Im Vorfeld hatten wir den Veranstaltungskalender von Hamburg gerastert. Am Samstag war dort die „Lange Nacht der Literatur“ ausgerufen, mit diversen Veranstaltungen an diversen Orten.


Angefixt wurde ich auf einen „Diary-Slam“ in Winterhude, einem Format, wo unbekannte Autoren dem Publikum längst vergangene Erlebnisse aus ihren Jugend-Tagebüchern vorlesen. Als regelmäßiger Schreiber von „Morgenseiten“, quasi eine Pflichtveranstaltung für mich – nicht für Kirsten und Paula, die währenddessen um die Außenalster spazierten. Kurzum, die ca. 50 Zuhörerinnen und Zuhörer im Goldbekhaus und ich kamen auf ihre Kosten. Zu köstlich die Gedanken von damals pubertierenden, heranwachsenden Menschen mit all den gedanklichen Karussellfahrten um die erste Freundin, den ersten Freund, den ersten Kuss … und wie peinlich man seine Eltern damals fand.

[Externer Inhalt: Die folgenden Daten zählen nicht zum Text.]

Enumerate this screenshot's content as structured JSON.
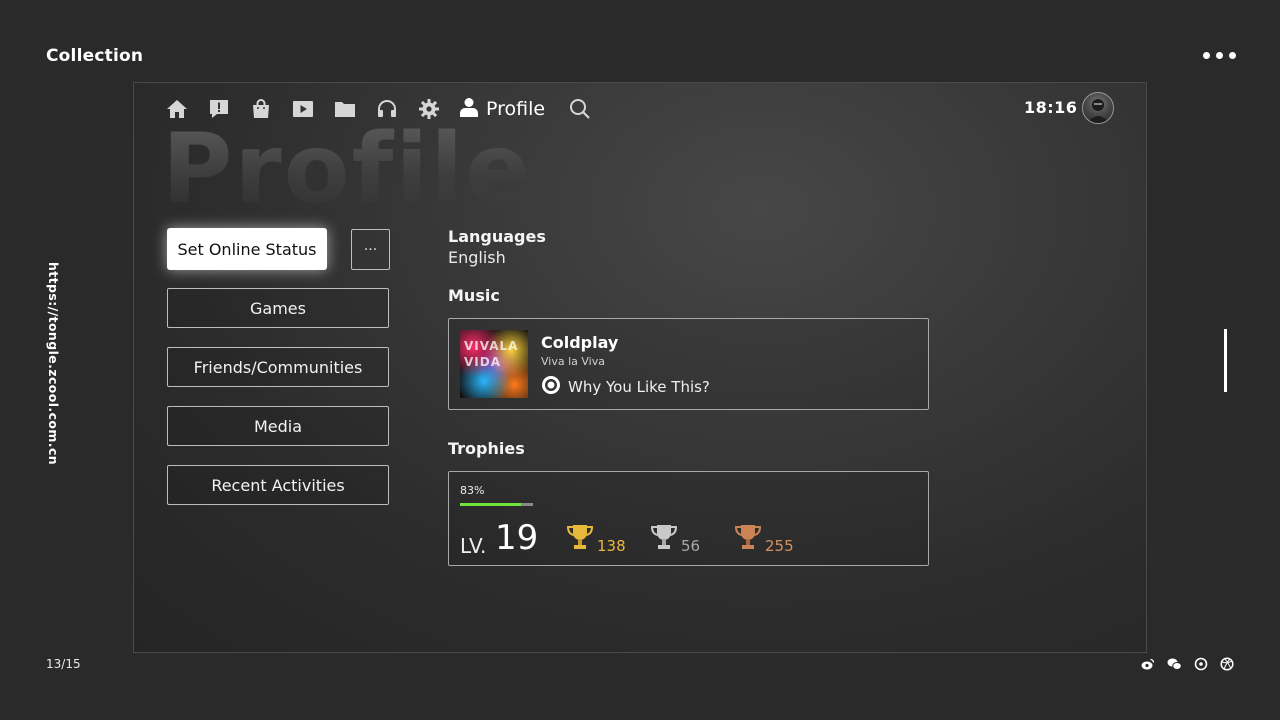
{
  "page": {
    "title": "Collection",
    "url_vertical": "https://tongle.zcool.com.cn",
    "page_count": "13/15"
  },
  "nav": {
    "items": [
      {
        "name": "home-icon"
      },
      {
        "name": "notifications-icon"
      },
      {
        "name": "store-icon"
      },
      {
        "name": "media-icon"
      },
      {
        "name": "folder-icon"
      },
      {
        "name": "headset-icon"
      },
      {
        "name": "settings-icon"
      }
    ],
    "active_label": "Profile",
    "active_icon": "person-icon",
    "search_icon": "search-icon",
    "time": "18:16"
  },
  "hero": {
    "watermark": "Profile"
  },
  "actions": {
    "primary": "Set Online Status",
    "more": "···",
    "menu": [
      "Games",
      "Friends/Communities",
      "Media",
      "Recent Activities"
    ]
  },
  "languages": {
    "heading": "Languages",
    "value": "English"
  },
  "music": {
    "heading": "Music",
    "artist": "Coldplay",
    "album": "Viva la Viva",
    "reason": "Why You Like This?",
    "cover_text": "VIVALAVIDA"
  },
  "trophies": {
    "heading": "Trophies",
    "progress_label": "83%",
    "progress": 0.83,
    "level_prefix": "LV.",
    "level": "19",
    "gold": "138",
    "silver": "56",
    "bronze": "255",
    "colors": {
      "gold": "#e6b93a",
      "silver": "#c9c9c9",
      "bronze": "#c98355",
      "progress": "#6ee33c"
    }
  }
}
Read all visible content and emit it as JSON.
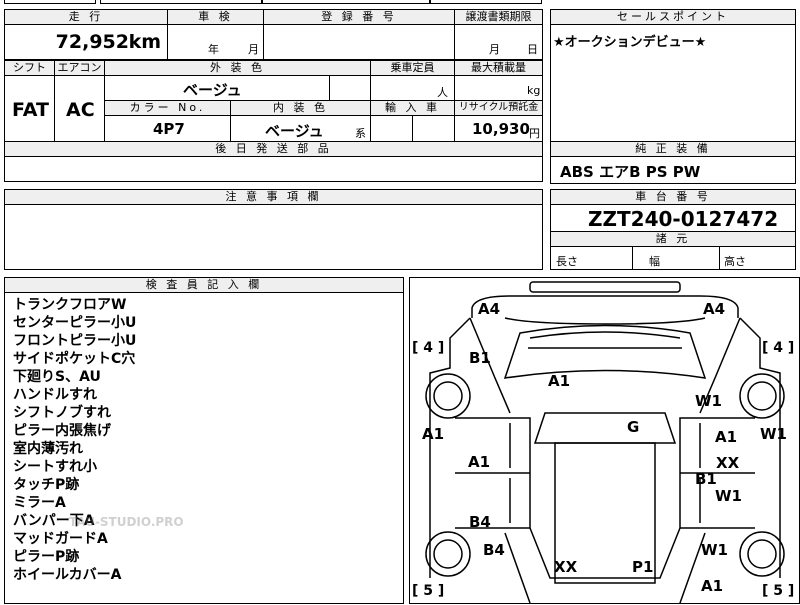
{
  "top_partial": {
    "left_text": "",
    "mid_text": ""
  },
  "row1": {
    "mileage_label": "走 行",
    "mileage_value": "72,952",
    "mileage_unit": "km",
    "inspection_label": "車 検",
    "inspection_year_unit": "年",
    "inspection_month_unit": "月",
    "reg_label": "登 録 番 号",
    "transfer_label": "譲渡書類期限",
    "transfer_month_unit": "月",
    "transfer_day_unit": "日"
  },
  "row2": {
    "shift_label": "シフト",
    "aircon_label": "エアコン",
    "exterior_color_label": "外 装 色",
    "capacity_label": "乗車定員",
    "max_load_label": "最大積載量",
    "shift_value": "FAT",
    "aircon_value": "AC",
    "exterior_color_value": "ベージュ",
    "capacity_unit": "人",
    "max_load_unit": "kg",
    "color_no_label": "カラー No.",
    "interior_color_label": "内 装 色",
    "import_label": "輸 入 車",
    "recycle_label": "リサイクル預託金",
    "color_no_value": "4P7",
    "interior_color_value": "ベージュ",
    "interior_color_suffix": "系",
    "recycle_value": "10,930",
    "recycle_unit": "円"
  },
  "later_parts_label": "後 日 発 送 部 品",
  "sales_point": {
    "label": "セールスポイント",
    "text": "★オークションデビュー★"
  },
  "equipment": {
    "label": "純 正 装 備",
    "text": "ABS エアB PS PW"
  },
  "caution": {
    "label": "注 意 事 項 欄"
  },
  "chassis": {
    "label": "車 台 番 号",
    "value": "ZZT240-0127472"
  },
  "dimensions": {
    "label": "諸 元",
    "length_label": "長さ",
    "width_label": "幅",
    "height_label": "高さ"
  },
  "inspector": {
    "label": "検 査 員 記 入 欄",
    "lines": [
      "トランクフロアW",
      "センターピラー小U",
      "フロントピラー小U",
      "サイドポケットC穴",
      "下廻りS、AU",
      "ハンドルすれ",
      "シフトノブすれ",
      "ピラー内張焦げ",
      "室内薄汚れ",
      "シートすれ小",
      "タッチP跡",
      "ミラーA",
      "バンパー下A",
      "マッドガードA",
      "ピラーP跡",
      "ホイールカバーA"
    ]
  },
  "watermark": "TAU-STUDIO.PRO",
  "diagram": {
    "brackets": [
      "[ 4 ]",
      "[ 4 ]",
      "[ 5 ]",
      "[ 5 ]"
    ],
    "marks": [
      "A4",
      "A4",
      "B1",
      "A1",
      "W1",
      "A1",
      "G",
      "A1",
      "W1",
      "A1",
      "XX",
      "B1",
      "W1",
      "B4",
      "B4",
      "W1",
      "XX",
      "P1",
      "A1"
    ]
  }
}
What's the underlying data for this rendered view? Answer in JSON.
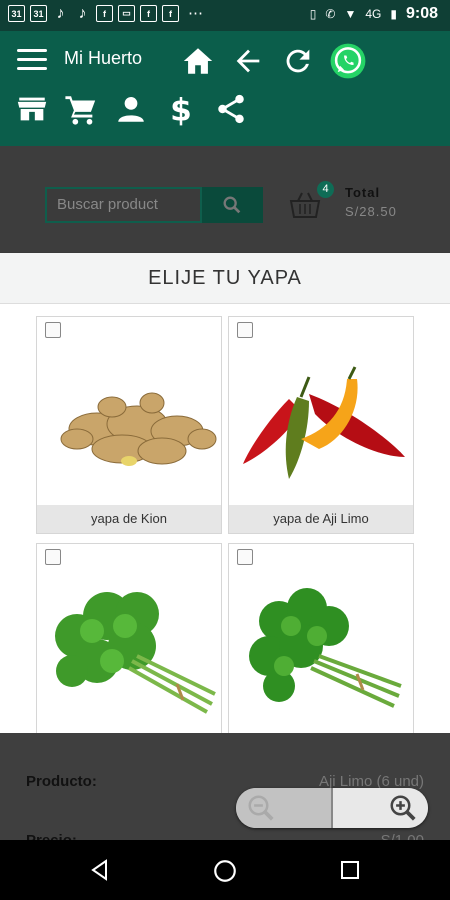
{
  "status_bar": {
    "left_icons": [
      "calendar-31-icon",
      "calendar-31-icon",
      "tiktok-icon",
      "tiktok-icon",
      "facebook-icon",
      "messaging-icon",
      "facebook-icon",
      "facebook-icon"
    ],
    "calendar_day": "31",
    "more": "⋯",
    "network": "4G",
    "time": "9:08"
  },
  "app_bar": {
    "title": "Mi Huerto",
    "icons": [
      "menu-icon",
      "home-icon",
      "back-arrow-icon",
      "refresh-icon",
      "whatsapp-icon",
      "store-icon",
      "cart-icon",
      "user-icon",
      "dollar-icon",
      "share-icon"
    ]
  },
  "search": {
    "placeholder": "Buscar product"
  },
  "cart_summary": {
    "count": "4",
    "total_label": "Total",
    "total_value": "S/28.50"
  },
  "modal": {
    "title": "ELIJE TU YAPA",
    "items": [
      {
        "label": "yapa de Kion",
        "image": "ginger"
      },
      {
        "label": "yapa de Aji Limo",
        "image": "chili-peppers"
      },
      {
        "label": "",
        "image": "parsley"
      },
      {
        "label": "",
        "image": "cilantro"
      }
    ]
  },
  "details": {
    "product_label": "Producto:",
    "product_value": "Aji Limo (6 und)",
    "price_label": "Precio:",
    "price_value": "S/1.00"
  },
  "colors": {
    "primary": "#0b5e4b",
    "status_bar": "#0f3f35",
    "whatsapp": "#25d366"
  }
}
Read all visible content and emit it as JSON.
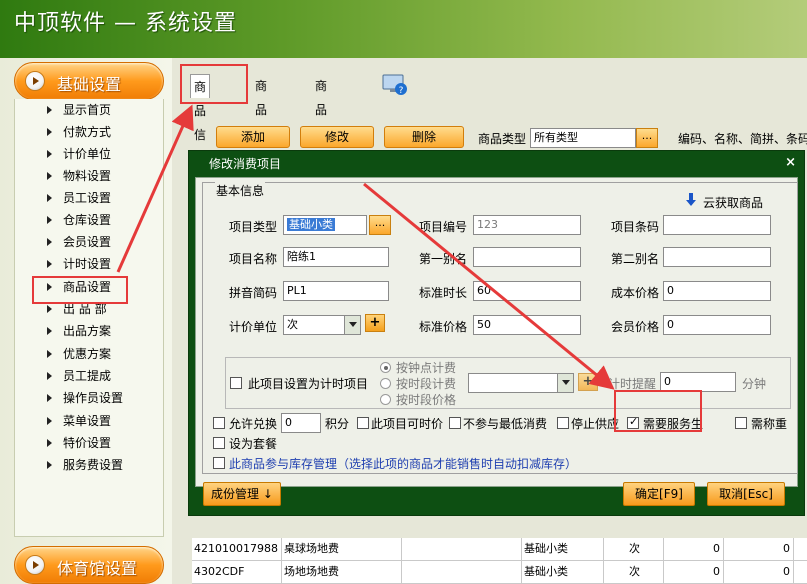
{
  "window": {
    "title": "中顶软件 — 系统设置"
  },
  "sidebar": {
    "section1": "基础设置",
    "items": [
      "显示首页",
      "付款方式",
      "计价单位",
      "物料设置",
      "员工设置",
      "仓库设置",
      "会员设置",
      "计时设置",
      "商品设置",
      "出 品 部",
      "出品方案",
      "优惠方案",
      "员工提成",
      "操作员设置",
      "菜单设置",
      "特价设置",
      "服务费设置"
    ],
    "section2": "体育馆设置"
  },
  "tabs": [
    "商品信息",
    "商品大类",
    "商品小类"
  ],
  "toolbar": {
    "add": "添加",
    "edit": "修改",
    "delete": "删除",
    "category_label": "商品类型",
    "category_value": "所有类型",
    "dots": "...",
    "hint": "编码、名称、简拼、条码"
  },
  "grid": {
    "rows": [
      {
        "code": "421010017988",
        "name": "桌球场地费",
        "type": "基础小类",
        "unit": "次",
        "v1": "0",
        "v2": "0"
      },
      {
        "code": "4302CDF",
        "name": "场地场地费",
        "type": "基础小类",
        "unit": "次",
        "v1": "0",
        "v2": "0"
      }
    ]
  },
  "dialog": {
    "title": "修改消费项目",
    "close": "×",
    "group_title": "基本信息",
    "cloud_fetch": "云获取商品",
    "fields": {
      "item_type_label": "项目类型",
      "item_type_value": "基础小类",
      "item_no_label": "项目编号",
      "item_no_value": "123",
      "barcode_label": "项目条码",
      "barcode_value": "",
      "name_label": "项目名称",
      "name_value": "陪练1",
      "alias1_label": "第一别名",
      "alias1_value": "",
      "alias2_label": "第二别名",
      "alias2_value": "",
      "pinyin_label": "拼音简码",
      "pinyin_value": "PL1",
      "std_duration_label": "标准时长",
      "std_duration_value": "60",
      "cost_price_label": "成本价格",
      "cost_price_value": "0",
      "unit_label": "计价单位",
      "unit_value": "次",
      "std_price_label": "标准价格",
      "std_price_value": "50",
      "member_price_label": "会员价格",
      "member_price_value": "0"
    },
    "timer": {
      "checkbox_label": "此项目设置为计时项目",
      "radio1": "按钟点计费",
      "radio2": "按时段计费",
      "radio3": "按时段价格",
      "reminder_label": "计时提醒",
      "reminder_value": "0",
      "minute_unit": "分钟"
    },
    "options": {
      "allow_exchange": "允许兑换",
      "exchange_value": "0",
      "points_unit": "积分",
      "time_price": "此项目可时价",
      "no_min_spend": "不参与最低消费",
      "stop_supply": "停止供应",
      "need_staff": "需要服务生",
      "need_weigh": "需称重",
      "set_combo": "设为套餐",
      "inventory": "此商品参与库存管理（选择此项的商品才能销售时自动扣减库存）"
    },
    "buttons": {
      "ingredients": "成份管理",
      "confirm": "确定[F9]",
      "cancel": "取消[Esc]"
    }
  },
  "colors": {
    "banner": "#3f8a18",
    "dialog_frame": "#0d4f12",
    "orange": "#fba72c",
    "highlight": "#e53a3a"
  }
}
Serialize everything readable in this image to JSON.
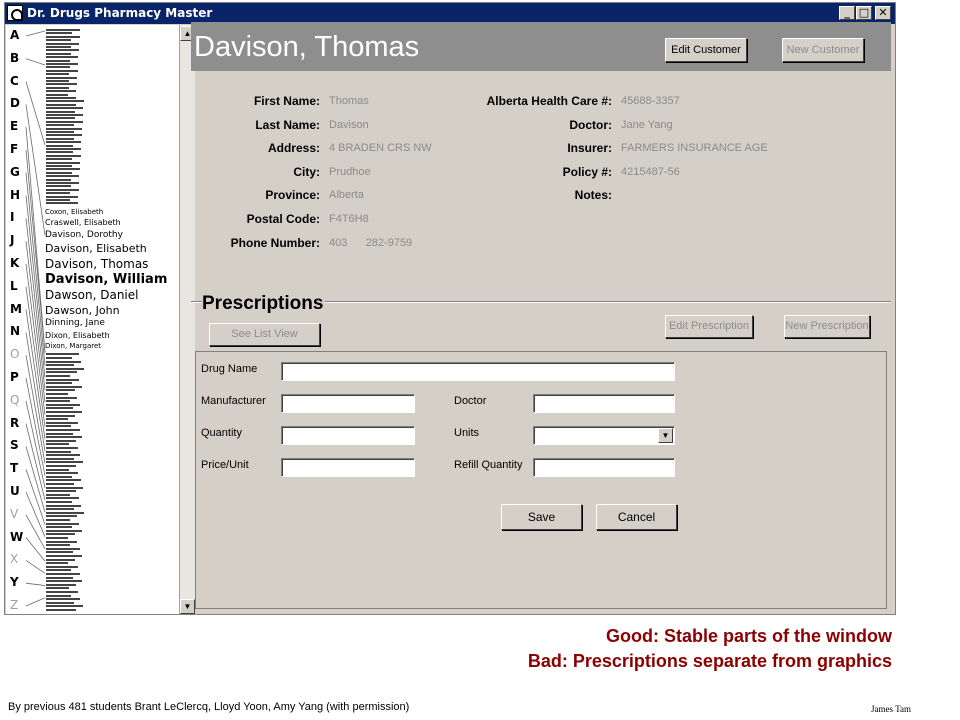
{
  "window": {
    "title": "Dr. Drugs Pharmacy Master",
    "buttons": {
      "minimize": "_",
      "maximize": "□",
      "close": "✕"
    }
  },
  "sidebar": {
    "letters": [
      "A",
      "B",
      "C",
      "D",
      "E",
      "F",
      "G",
      "H",
      "I",
      "J",
      "K",
      "L",
      "M",
      "N",
      "O",
      "P",
      "Q",
      "R",
      "S",
      "T",
      "U",
      "V",
      "W",
      "X",
      "Y",
      "Z"
    ],
    "dim_letters": [
      "O",
      "Q",
      "V",
      "X",
      "Z"
    ],
    "names": [
      {
        "text": "Coxon, Elisabeth",
        "size": 7
      },
      {
        "text": "Craswell, Elisabeth",
        "size": 8
      },
      {
        "text": "Davison, Dorothy",
        "size": 9
      },
      {
        "text": "Davison, Elisabeth",
        "size": 11
      },
      {
        "text": "Davison, Thomas",
        "size": 12
      },
      {
        "text": "Davison, William",
        "size": 13,
        "bold": true
      },
      {
        "text": "Dawson, Daniel",
        "size": 12
      },
      {
        "text": "Dawson, John",
        "size": 11
      },
      {
        "text": "Dinning, Jane",
        "size": 9
      },
      {
        "text": "Dixon, Elisabeth",
        "size": 8
      },
      {
        "text": "Dixon, Margaret",
        "size": 7
      }
    ],
    "scroll": {
      "up": "▲",
      "down": "▼"
    }
  },
  "customer": {
    "name": "Davison, Thomas",
    "edit_button": "Edit Customer",
    "new_button": "New Customer",
    "fields_left": [
      {
        "label": "First Name:",
        "value": "Thomas"
      },
      {
        "label": "Last Name:",
        "value": "Davison"
      },
      {
        "label": "Address:",
        "value": "4 BRADEN CRS NW"
      },
      {
        "label": "City:",
        "value": "Prudhoe"
      },
      {
        "label": "Province:",
        "value": "Alberta"
      },
      {
        "label": "Postal Code:",
        "value": "F4T6H8"
      },
      {
        "label": "Phone Number:",
        "value": "403      282-9759"
      }
    ],
    "fields_right": [
      {
        "label": "Alberta Health Care #:",
        "value": "45688-3357"
      },
      {
        "label": "Doctor:",
        "value": "Jane Yang"
      },
      {
        "label": "Insurer:",
        "value": "FARMERS INSURANCE AGE"
      },
      {
        "label": "Policy #:",
        "value": "4215487-56"
      },
      {
        "label": "Notes:",
        "value": ""
      }
    ]
  },
  "prescriptions": {
    "title": "Prescriptions",
    "see_list_button": "See List View",
    "edit_button": "Edit Prescription",
    "new_button": "New Prescription",
    "form": {
      "drug_name": {
        "label": "Drug Name",
        "value": ""
      },
      "manufacturer": {
        "label": "Manufacturer",
        "value": ""
      },
      "doctor": {
        "label": "Doctor",
        "value": ""
      },
      "quantity": {
        "label": "Quantity",
        "value": ""
      },
      "units": {
        "label": "Units",
        "value": ""
      },
      "price_unit": {
        "label": "Price/Unit",
        "value": ""
      },
      "refill_quantity": {
        "label": "Refill Quantity",
        "value": ""
      }
    },
    "save_button": "Save",
    "cancel_button": "Cancel"
  },
  "annotation": {
    "good": "Good: Stable parts of the window",
    "bad": "Bad: Prescriptions separate from graphics"
  },
  "footer": {
    "credit": "By previous 481 students Brant LeClercq, Lloyd Yoon, Amy Yang (with permission)",
    "author": "James Tam"
  },
  "colors": {
    "titlebar": "#0a246a",
    "window_face": "#d4d0c8",
    "header_strip": "#8e8e8e",
    "caption": "#8b0000",
    "value_text": "#8a8a8a"
  }
}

An die Literaturkreisenden unter Euch … gibt es ein solches Format in Bocholt oder Umgebung? Es wäre es wert – wenn es genügend Menschen gäbe, die bereit wären, ihre Tagebücher zu entstauben.
Sonntag: Außenalster
Ein Abenteuer stand an. Wir hatten es während der letzten zwei Jahre irgendwie nicht hinbekommen, unseren alten Alster-Kanadier zu Wasser zu lassen. Ein hundert Jahre alter Oldtimer fürs Wasser, gebaut aus Holzleisten, den wir im Jahre 2016 einem typischen Hamburger Jung abkaufen durften. Aber erst nachdem wir ihm versichert hatten, dass wir dieses gute Stück als anfassbaren Grund bräuchten, um immer wieder Hamburg zu besuchen. Gegen 14.45 Uhr hieß es „Leinen los“ an der Bootshalle, wo dieses Juwel eingelagert ist:
Vorbei an verwunschenen Gärten, pompösen Villen paddelten wir mit dem Kanadier zwei Stunden durch das Hinterland der Außenalster. Einblicke in ein traumhaftes Gebiet, welches einem auf normalen Wegen verschlossen bleibt. Unser Schmuckstück hat seine Dichtigkeits-Prüfung mit Bravur bestanden und uns das Versprechen abgerungen, dass wir ihm bei der nächsten Ausfahrt eine amtliche Flagge und einen ordentlichen Namen verpassen werden.
Am Abend wollten wir in einem echten Hingucker-Restaurant mit Wohnzimmer-Flair einkehren, welches wir am Freitag auf dem Kiez entdeckt hatten. Leider klaffte zwischen Anspruch und Wirklichkeit des Konzeptes eine schier unüberwindbare Brücke, die uns nach einem der teuersten Glas Weine in unserem Leben in die Arme einer anständigen Pizzeria trieb. Man kann alles mit schwierigen Zeiten, Personalmangel etc. entschuldigen – man muss es aber nicht.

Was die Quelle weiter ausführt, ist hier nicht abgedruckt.